For you, if the original GTF was not truncated, it is probably OK to just swap the annotation at this point. But do double check – inspect/compare a few lines plus count up the total number of lines – all should match. If it doesn’t, you might need to reprocess the upstream steps using the corrected annotation.

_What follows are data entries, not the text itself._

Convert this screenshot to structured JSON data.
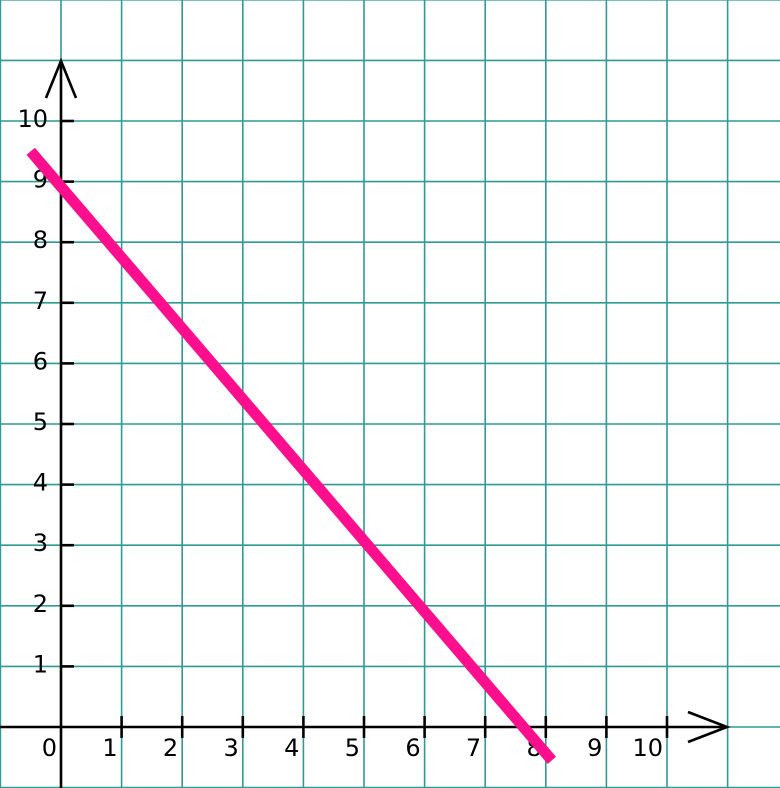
{
  "chart_data": {
    "type": "line",
    "x_tick_labels": [
      "0",
      "1",
      "2",
      "3",
      "4",
      "5",
      "6",
      "7",
      "8",
      "9",
      "10"
    ],
    "y_tick_labels": [
      "1",
      "2",
      "3",
      "4",
      "5",
      "6",
      "7",
      "8",
      "9",
      "10"
    ],
    "xlim": [
      -1,
      11
    ],
    "ylim": [
      -1,
      12
    ],
    "grid": true,
    "series": [
      {
        "x": [
          -0.5,
          8.1
        ],
        "y": [
          9.5,
          -0.55
        ],
        "color": "#ff0e8e"
      }
    ],
    "colors": {
      "grid": "#2f9a96",
      "axis": "#000000",
      "line": "#ff0e8e"
    }
  }
}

Here is what I got after the annotation for Differentially expressed genes:

GeneID Base mean log2(FC) StdErr Wald-Stats P-value P-adj Chromosome Start End Strand Feature Gene name
XM_683666.8 498.88515410306 2.4273845458708 0.15416043212282 15.745833820295 7.33577602702814e-56 1.67173036784951e-54 chr2 23790784 23805139 + NA NA
XM_001922608.6 200.837563940712 2.59668599485521 0.201900187135723 12.8612361964263 7.43775692383719e-38 1.20042800027617e-36 chr7 20239921 20241386 - NA NA
NM_212914.1 336.556168633185 2.20798978407476 0.177908177351559 12.4108392146114 2.28247763802162e-35 3.44876154239905e-34 chr11 43114107 43116250 + NA NA
NM_199950.1 695.138343159532 1.70861836869917 0.139132940363923 12.2804733676297 1.15321523729856e-34 1.71577218753937e-33 chr3 57423136 57425959 - NA NA

It seems like the Gene ID is actually the transcript ID, so how to convert it to official gene symbol?